Bölümde mağaza enflasyonunun yanı sıra fiyat hassasiyeti ve değişen alışveriş alışkanlıklarıyla birlikte yeni bir periyodun başladığına dikkat çeken Düzgün; “Market sepetleri bölündü. Vatandaşlarımız muhtaçlıklarını 2 yahut 3, hatta vakit zaman 4 noktadan karşılıyor. Münasebetiyle müşterilerine, çalışanlarına, iş ortaklarına bedel yaratanlar, onların memnuniyetine odaklananlar, geleceğine yatırım yapanlar daldaki varlığını sürdürebilecek” açıklamasını yaptı.
“ALIŞVERİŞ SÜREÇLERİ TEKRAR ŞEKİLLENİYOR”
Besin perakendesinde global ölçekte yaşanan gelişmelerin Türkiye’de de hayat bulduğunu, e-ticaret ve dijitalleşmenin bu değişimlerin başında geldiğini belirten Ömer Düzgün; “Önümüzdeki süreçte dijitalleşme tüm süratiyle devam edecek. Besin perakendesi dijitalleşmenin nimetlerinden ziyadesiyle yararlanmaya, bu sayede müşterilerine yeni bir alışveriş tecrübesi kurgulamaya başladı. Bilhassa Y ve Z jenerasyonunun talepleriyle alışveriş süreçleri yine şekilleniyor, kurallar tekrar yazılıyor. Lokal zincirler olarak bu gücün farkındayız ve bu alana yatırımlarımızı artıyoruz. Ancak mağazalaşma, fiziki alışveriş önümüzdeki süreçte de müşterilerin vazgeçilmezi olmayı sürdürecek. Dünyada da ülkemizde de mağaza alışverişi toplumsal bir aktiflik. Tüketiciler mağazalarımızda eserlere dokunmak, deneyimlemek, bilgi almak istiyor. Mahallî zincirler olarak mağazalarımızda tüketicilerimizin taleplerini karşılayabilmek için asgarî 20-25 işçi istihdam ediyoruz. Tüketiciler promosyona, market markalı eserlere değil, ona kıymet yaratan, çalışanlarıyla yeni bir tecrübe sunan mağazalara ve markalara odaklandı. Esere karar verme sürecinin saniyeler içinde gerçekleştiği günümüzde 100 tüketiciden 75’i, yüksek kalitedeki eserlere daha fazla ödemeye razı olduğunu belirtiyor. Münasebetiyle vatandaşlarımızın kazandığımız teveccühünü artırabilmemiz için onlara daha fazla bedel yaratacak çalışmalara odaklanmalıyız” dedi.

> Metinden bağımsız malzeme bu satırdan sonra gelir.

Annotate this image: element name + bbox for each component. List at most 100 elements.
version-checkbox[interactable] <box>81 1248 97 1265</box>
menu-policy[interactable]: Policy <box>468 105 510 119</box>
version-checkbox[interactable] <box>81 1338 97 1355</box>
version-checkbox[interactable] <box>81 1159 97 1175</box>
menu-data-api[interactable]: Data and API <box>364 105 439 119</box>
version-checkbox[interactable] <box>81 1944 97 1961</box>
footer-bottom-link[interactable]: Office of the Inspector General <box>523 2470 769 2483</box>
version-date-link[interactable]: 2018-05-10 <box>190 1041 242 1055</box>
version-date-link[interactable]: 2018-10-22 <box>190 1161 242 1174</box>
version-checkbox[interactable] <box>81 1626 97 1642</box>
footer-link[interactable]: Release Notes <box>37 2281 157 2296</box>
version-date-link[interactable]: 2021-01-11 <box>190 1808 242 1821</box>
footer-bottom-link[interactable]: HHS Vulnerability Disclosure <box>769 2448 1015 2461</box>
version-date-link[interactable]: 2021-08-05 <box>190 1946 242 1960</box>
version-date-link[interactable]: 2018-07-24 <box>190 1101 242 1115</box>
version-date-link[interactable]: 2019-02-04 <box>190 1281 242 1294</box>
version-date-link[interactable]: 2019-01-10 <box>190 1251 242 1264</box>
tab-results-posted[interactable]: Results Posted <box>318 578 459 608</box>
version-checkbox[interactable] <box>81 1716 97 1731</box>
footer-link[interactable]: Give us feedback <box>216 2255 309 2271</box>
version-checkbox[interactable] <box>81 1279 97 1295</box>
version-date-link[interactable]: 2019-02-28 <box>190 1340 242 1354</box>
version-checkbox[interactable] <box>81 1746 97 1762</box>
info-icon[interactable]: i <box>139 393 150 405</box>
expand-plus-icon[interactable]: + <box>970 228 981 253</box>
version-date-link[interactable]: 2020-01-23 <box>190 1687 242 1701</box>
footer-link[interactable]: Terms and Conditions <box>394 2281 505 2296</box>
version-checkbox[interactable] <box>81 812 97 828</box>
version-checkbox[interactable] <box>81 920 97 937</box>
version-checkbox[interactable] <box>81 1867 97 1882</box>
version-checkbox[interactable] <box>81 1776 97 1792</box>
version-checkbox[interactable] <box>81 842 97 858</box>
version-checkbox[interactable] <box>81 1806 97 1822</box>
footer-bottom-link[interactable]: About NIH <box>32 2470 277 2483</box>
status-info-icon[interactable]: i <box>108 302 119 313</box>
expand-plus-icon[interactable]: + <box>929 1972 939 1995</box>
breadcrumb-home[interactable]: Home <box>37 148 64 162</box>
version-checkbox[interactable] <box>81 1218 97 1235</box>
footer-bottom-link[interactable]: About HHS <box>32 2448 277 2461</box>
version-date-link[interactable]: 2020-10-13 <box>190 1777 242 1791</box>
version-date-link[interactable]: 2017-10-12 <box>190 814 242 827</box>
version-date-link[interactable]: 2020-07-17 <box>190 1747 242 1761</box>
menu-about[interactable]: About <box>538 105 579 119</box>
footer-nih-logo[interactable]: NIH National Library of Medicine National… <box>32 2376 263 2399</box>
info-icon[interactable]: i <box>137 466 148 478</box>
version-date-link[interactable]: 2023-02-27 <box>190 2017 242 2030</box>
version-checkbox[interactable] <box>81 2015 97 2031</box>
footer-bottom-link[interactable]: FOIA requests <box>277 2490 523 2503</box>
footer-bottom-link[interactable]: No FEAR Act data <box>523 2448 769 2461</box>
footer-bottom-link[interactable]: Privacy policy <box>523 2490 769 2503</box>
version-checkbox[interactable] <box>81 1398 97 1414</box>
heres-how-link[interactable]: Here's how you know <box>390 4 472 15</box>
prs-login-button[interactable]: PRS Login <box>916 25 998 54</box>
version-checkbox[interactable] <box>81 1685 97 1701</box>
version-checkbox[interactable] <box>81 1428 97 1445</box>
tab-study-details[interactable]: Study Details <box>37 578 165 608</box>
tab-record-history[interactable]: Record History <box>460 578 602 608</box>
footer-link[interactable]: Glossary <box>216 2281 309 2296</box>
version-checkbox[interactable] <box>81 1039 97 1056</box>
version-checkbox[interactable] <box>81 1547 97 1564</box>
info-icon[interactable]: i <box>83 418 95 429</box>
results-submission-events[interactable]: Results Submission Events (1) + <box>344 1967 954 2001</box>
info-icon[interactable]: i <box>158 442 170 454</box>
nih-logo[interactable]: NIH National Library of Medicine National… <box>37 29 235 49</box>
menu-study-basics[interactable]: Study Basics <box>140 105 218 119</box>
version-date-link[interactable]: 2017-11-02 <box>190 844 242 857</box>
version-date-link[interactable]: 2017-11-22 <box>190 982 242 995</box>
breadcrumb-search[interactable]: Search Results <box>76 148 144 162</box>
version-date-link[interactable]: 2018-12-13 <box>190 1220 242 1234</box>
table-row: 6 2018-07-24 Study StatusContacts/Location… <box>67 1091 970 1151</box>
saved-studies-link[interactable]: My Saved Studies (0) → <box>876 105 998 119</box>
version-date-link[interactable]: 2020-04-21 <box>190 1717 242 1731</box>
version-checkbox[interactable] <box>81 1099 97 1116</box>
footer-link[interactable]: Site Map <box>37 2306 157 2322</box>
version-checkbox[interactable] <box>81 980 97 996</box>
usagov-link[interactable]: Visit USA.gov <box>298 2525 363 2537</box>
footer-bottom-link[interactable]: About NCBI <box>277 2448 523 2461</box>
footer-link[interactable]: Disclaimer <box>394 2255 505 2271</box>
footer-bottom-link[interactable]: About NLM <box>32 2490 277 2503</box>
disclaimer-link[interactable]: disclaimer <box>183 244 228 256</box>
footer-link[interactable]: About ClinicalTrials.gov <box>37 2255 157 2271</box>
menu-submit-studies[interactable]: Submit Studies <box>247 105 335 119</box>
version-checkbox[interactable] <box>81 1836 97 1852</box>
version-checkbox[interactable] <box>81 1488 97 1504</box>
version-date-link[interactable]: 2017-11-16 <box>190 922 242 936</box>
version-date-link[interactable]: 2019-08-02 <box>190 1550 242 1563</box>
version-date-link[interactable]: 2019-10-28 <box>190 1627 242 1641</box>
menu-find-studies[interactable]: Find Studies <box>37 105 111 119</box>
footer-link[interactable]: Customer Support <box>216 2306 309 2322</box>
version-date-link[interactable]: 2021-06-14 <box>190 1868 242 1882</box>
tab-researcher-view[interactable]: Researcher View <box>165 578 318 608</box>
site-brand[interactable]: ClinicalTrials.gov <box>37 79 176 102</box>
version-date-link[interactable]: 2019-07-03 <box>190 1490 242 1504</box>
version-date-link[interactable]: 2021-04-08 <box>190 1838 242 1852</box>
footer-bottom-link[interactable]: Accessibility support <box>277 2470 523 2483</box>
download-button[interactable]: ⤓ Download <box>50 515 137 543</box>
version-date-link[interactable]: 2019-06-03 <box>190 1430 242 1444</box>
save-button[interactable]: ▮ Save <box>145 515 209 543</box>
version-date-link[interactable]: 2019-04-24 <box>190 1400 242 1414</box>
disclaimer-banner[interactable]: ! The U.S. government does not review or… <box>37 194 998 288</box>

“ÇALIŞANLARIMIZIN GELİŞİMİ İÇİN YATIRIMA DEVAM ETMELİYİZ”
Değişen tüketici beklentileri ve dönüşen bölümde en büyük yatırımın çalışanlara yapılması gerektiğine dikkat çeken TPF Lideri Ömer Düzgün şöyle konuştu; “Son iki yıldır pandeminin tesiriyle, son 5 yıldır ise birden fazla jenerasyon tıpkı çatı altında çalışıyoruz. Pandemi daha esnek, çevik bir insan kaynakları devrinin kapısını araladı. İş gücünde bürokrasiyi azaltıp hatta kaldıran, tahlil odaklı ve dinamik bir yapıya adım atan çalışan memnuniyetini artırdı. Çalışanlar da iş ortaklarıyla birlikte müşterilerin memnuniyetini artırdı. Ama bu kâfi değil. Müşteri ve iş ortaklarımız üzere çalışanlarımızı da dinlemeli, onların gelişimine, yeteneklerine odaklanmalıyız. Daha fazla teknolojiye muhtaçlıkları varsa bu alanda eğitmeliyiz. Hatta vakit kaybını ortadan kaldırmak için daha fazla online eğitime yönelmeliyiz.”